Afinal de contas ele fora encontrado com uma faca tocaiando o filho do coronel
Apolônio. Porte de arma ilegal e tentativa de homicídio eram crimes graves.
Isidoro
ainda entubado, apenas o olhava.
O
delegado foi até a janela, depois se voltou para Isidoro e continuou:
— Não vamos mais mexer nesse caso. Afinal, nem recebemos
queixa das pessoas que foram agredidas. — E retirando-se do quarto — O senhor não está mais sob a custódia da polícia. Agora
é um homem livre. Vamos engavetar esse processo.
Dois
dias depois daquele encontro, Isidoro recebeu alta médica e foi convalescer em
casa.
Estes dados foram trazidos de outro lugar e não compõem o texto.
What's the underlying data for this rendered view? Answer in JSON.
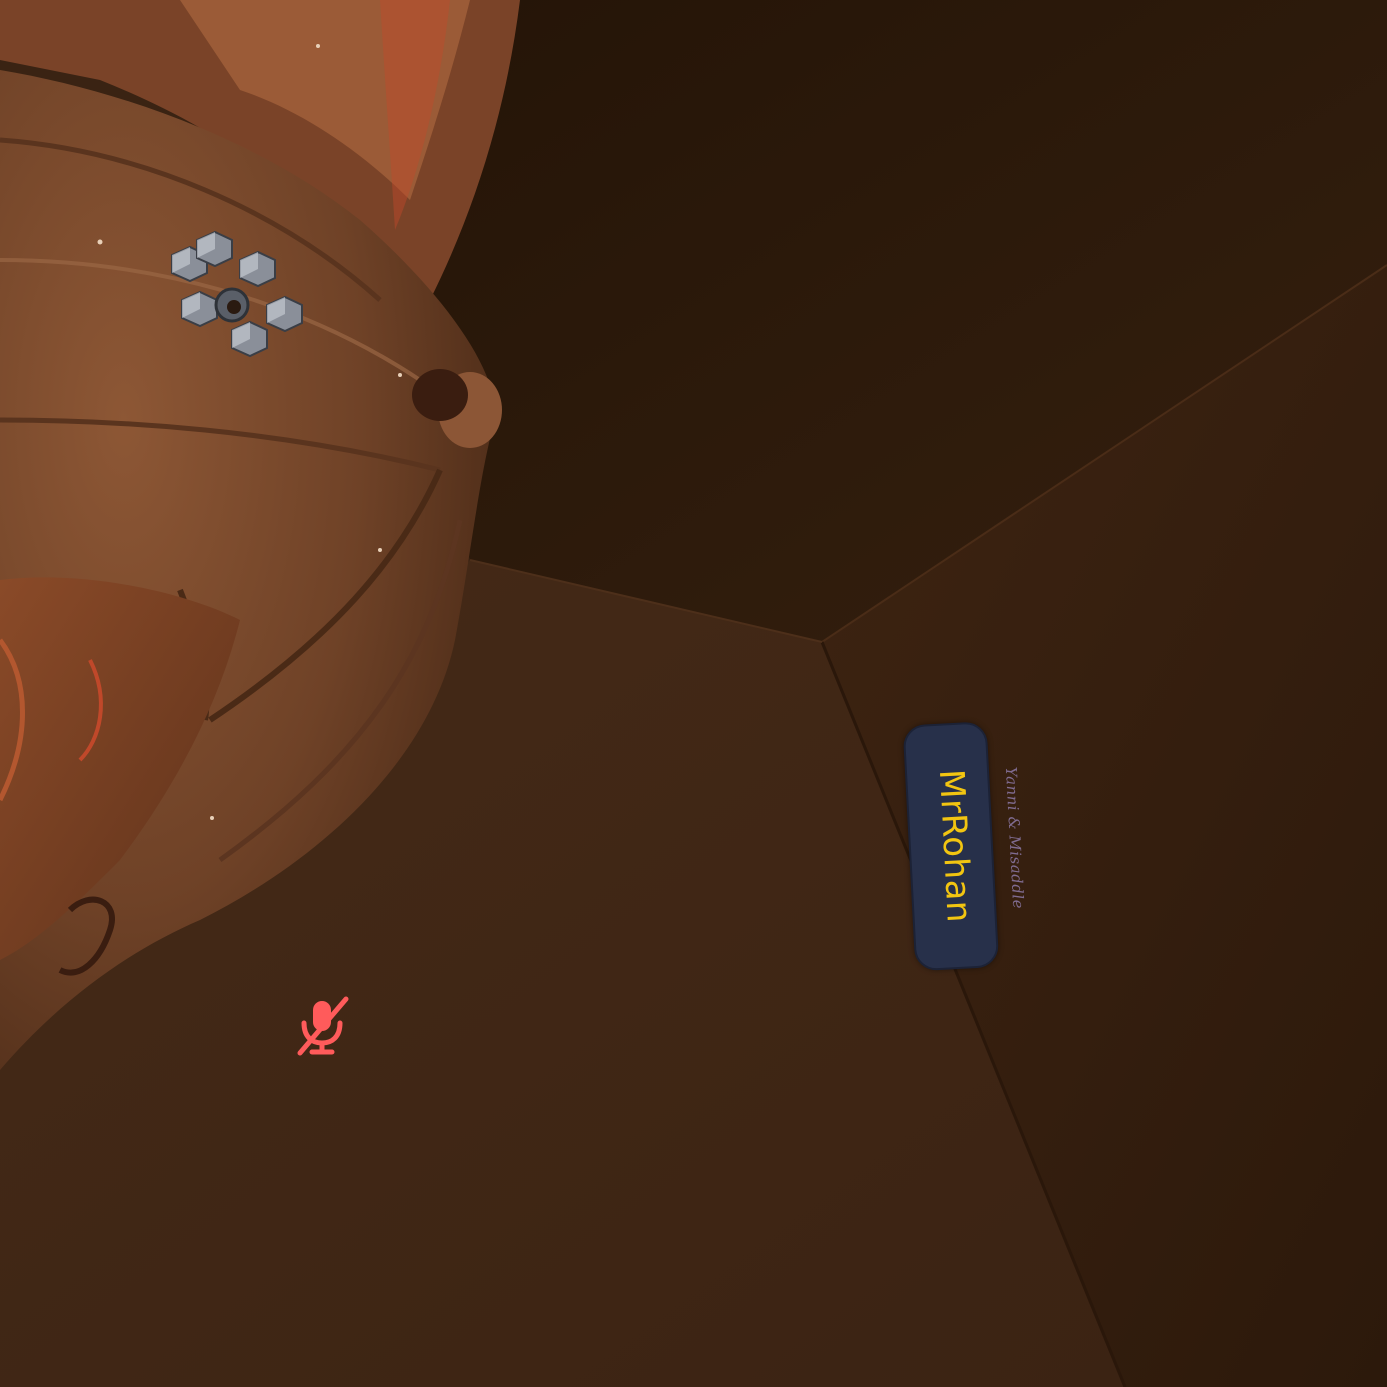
{
  "scene": {
    "type": "vr-world-view",
    "colors": {
      "ceiling": "#2b180c",
      "left_wall": "#3d2514",
      "right_wall": "#3a2112",
      "hair": "#7a4a2e",
      "hair_highlight": "#a36a44",
      "skin": "#7a4023"
    }
  },
  "nameplate": {
    "name": "MrRohan",
    "tag": "Yanni & Misaddle",
    "name_color": "#f2c511",
    "background_color": "#27304a"
  },
  "mic_status": {
    "icon": "mic-muted-icon",
    "color": "#ff5b5b",
    "state": "muted"
  },
  "hair_accessory": {
    "icon": "hex-flower-hairclip"
  }
}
Naquele incidente ele ganhou duas costelas quebradas, a clavícula
esquerda fraturada, vários dentes quebrados, e um monte de hematomas espalhados
pelo corpo.
Foi levado para casa pela
polícia, todo enfaixado, deitado no banco traseiro da viatura. Ao chegar, foi
recebido com abraços carinhosos e beijos da mulher e dos filhos. Depois de
colocado na cama, ficou olhando pensativo para o telhado do quarto.